It’s been something like seven years since I watched All the President’s Men in my high school journalism class. A key scene from the film has always stuck with me. Woodward and Bernstein, knee deep in their Watergate investigation, are shuffling through papers in the Library of Congress. A high angle camera pulls away from their working hands to show their heads bent over a desk. It continues to ascend, pulled by a cable and a wench. Woodward and Bernstein grow smaller and we see other people going about their business. Soon we’re peering down at the entire floor. Our protagonists are lost in the scenery, but their shuffling stays in our ears.

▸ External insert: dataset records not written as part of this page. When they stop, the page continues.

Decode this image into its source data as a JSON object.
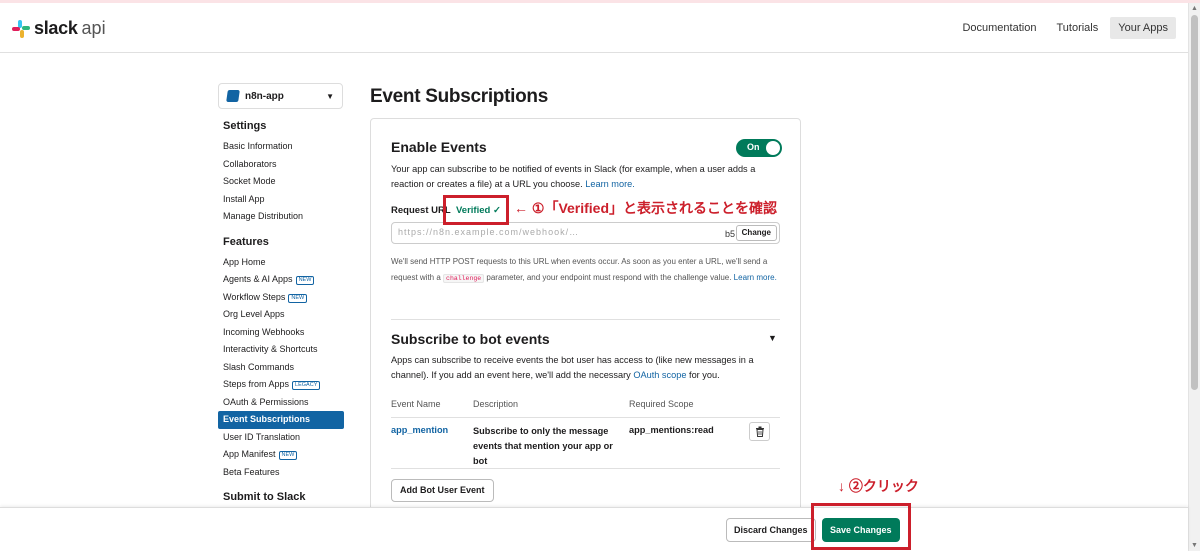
{
  "header": {
    "brand": "slack",
    "brand_suffix": "api",
    "nav": [
      "Documentation",
      "Tutorials",
      "Your Apps"
    ],
    "active_nav": "Your Apps"
  },
  "app_selector": {
    "name": "n8n-app"
  },
  "sidebar": {
    "settings_title": "Settings",
    "settings": [
      "Basic Information",
      "Collaborators",
      "Socket Mode",
      "Install App",
      "Manage Distribution"
    ],
    "features_title": "Features",
    "features": [
      {
        "label": "App Home",
        "badge": ""
      },
      {
        "label": "Agents & AI Apps",
        "badge": "NEW"
      },
      {
        "label": "Workflow Steps",
        "badge": "NEW"
      },
      {
        "label": "Org Level Apps",
        "badge": ""
      },
      {
        "label": "Incoming Webhooks",
        "badge": ""
      },
      {
        "label": "Interactivity & Shortcuts",
        "badge": ""
      },
      {
        "label": "Slash Commands",
        "badge": ""
      },
      {
        "label": "Steps from Apps",
        "badge": "LEGACY"
      },
      {
        "label": "OAuth & Permissions",
        "badge": ""
      },
      {
        "label": "Event Subscriptions",
        "badge": "",
        "active": true
      },
      {
        "label": "User ID Translation",
        "badge": ""
      },
      {
        "label": "App Manifest",
        "badge": "NEW"
      },
      {
        "label": "Beta Features",
        "badge": ""
      }
    ],
    "submit_title": "Submit to Slack"
  },
  "main": {
    "page_title": "Event Subscriptions",
    "enable": {
      "title": "Enable Events",
      "toggle_label": "On",
      "desc_prefix": "Your app can subscribe to be notified of events in Slack (for example, when a user adds a reaction or creates a file) at a URL you choose.",
      "learn_more": "Learn more.",
      "request_url_label": "Request URL",
      "verified": "Verified ✓",
      "url_masked": "https://n8n.example.com/webhook/…",
      "url_end": "b5",
      "change_button": "Change",
      "note_a": "We'll send HTTP POST requests to this URL when events occur. As soon as you enter a URL, we'll send a request with a",
      "note_code": "challenge",
      "note_b": "parameter, and your endpoint must respond with the challenge value.",
      "note_link": "Learn more."
    },
    "bot_events": {
      "title": "Subscribe to bot events",
      "desc_prefix": "Apps can subscribe to receive events the bot user has access to (like new messages in a channel). If you add an event here, we'll add the necessary",
      "oauth_link": "OAuth scope",
      "desc_suffix": "for you.",
      "columns": [
        "Event Name",
        "Description",
        "Required Scope"
      ],
      "rows": [
        {
          "name": "app_mention",
          "description": "Subscribe to only the message events that mention your app or bot",
          "scope": "app_mentions:read"
        }
      ],
      "add_button": "Add Bot User Event"
    }
  },
  "footer": {
    "discard": "Discard Changes",
    "save": "Save Changes"
  },
  "annotations": {
    "step1": "← ①「Verified」と表示されることを確認",
    "step2": "↓ ②クリック"
  },
  "colors": {
    "green": "#007a5a",
    "blue": "#1264a3",
    "annotation_red": "#cc1f2b"
  }
}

Despite being a movie heavily reliant on dialogue, it’s the imagery that speaks volumes. It emphasizes the magnitude of the institution our journalists are challenging. It evokes despair at the amount of information they must sift through. Even the library desk arrangement is reminiscent of a circular maze. The shot sums up the movie’s central theme: the elusive and seemingly incomprehensible nature of truth.
This same idea runs deeply through last night’s Best Picture winner, Spotlight. While there’s nothing so grandiose as the Library of Congress, subtler imagery conveys the same feeling. Church buildings loom large in the distance. Darkness shrouds the basement where a journalist digs through dusty directories. In a scene that is particularly reminiscent of All the President’s Men, the team learns there may be as many as 90 pedophile priests in Boston. The camera slowly pulls back to give the investigative team a smaller, more vulnerable look.
Uncertainty and skepticism are themes that pervade Spotlight’s script. Its journalists are always checking their facts and research. They refuse to publish an incomplete story even as the fear builds they might get scooped. And after it’s gone to press, they’re still beating themselves up over why they didn’t catch the story sooner.
Spotlight honors the profession in many ways, but its humility regarding our search for truth is what really establishes it as the best film about journalism in recent memory. It’s a shame its R rating may keep it from being a classroom classic. Spotlight’s humility would make a handy antidote against today’s most popular portrayals of journalism, arrogant depictions that romanticize the journalist’s power more than the humble process of fact-checking and research.
It’s hip to hate on Aaron Sorkin’s HBO series The Newsroom, but it’d be a mistake to allow a fear of hipness to insulate such a good example of what I’m talking about. The Newsroom is often supremely arrogant in regards to journalistic truth. It’s journalists frequently get scoops without any visible work. Interviews are less about getting facts than they are about exposing frauds and pushing narratives. Charismatic command over the truth takes priority over its discovery and verification.
The more I see people buy into this sort of portrayal, the more I suspect what appeals to these people about journalism is not its process, but that it provides a platform. There’s no denying that has always been one of the appeals to the profession, but there’s something empty about celebrating that aspect in the age of social media, where now everyone is a broadcaster of sorts. There’s also something dangerous about it. Lose sight of the journalistic process (fact-checking, verification, etc.) and you risk missing the distinction between a broadcaster and a journalist.
Films like Spotlight are important because they hone in on the core of good journalism and the process of truth-seeking. They remind us before doing the romantic work of speaking truth, we must undertake the often uncool and fumbling task of uncovering it. Sometimes that means digging around in a basement where there’s a dead rat in the corner. The truth doesn’t fall into anyone’s lap, no assembly required.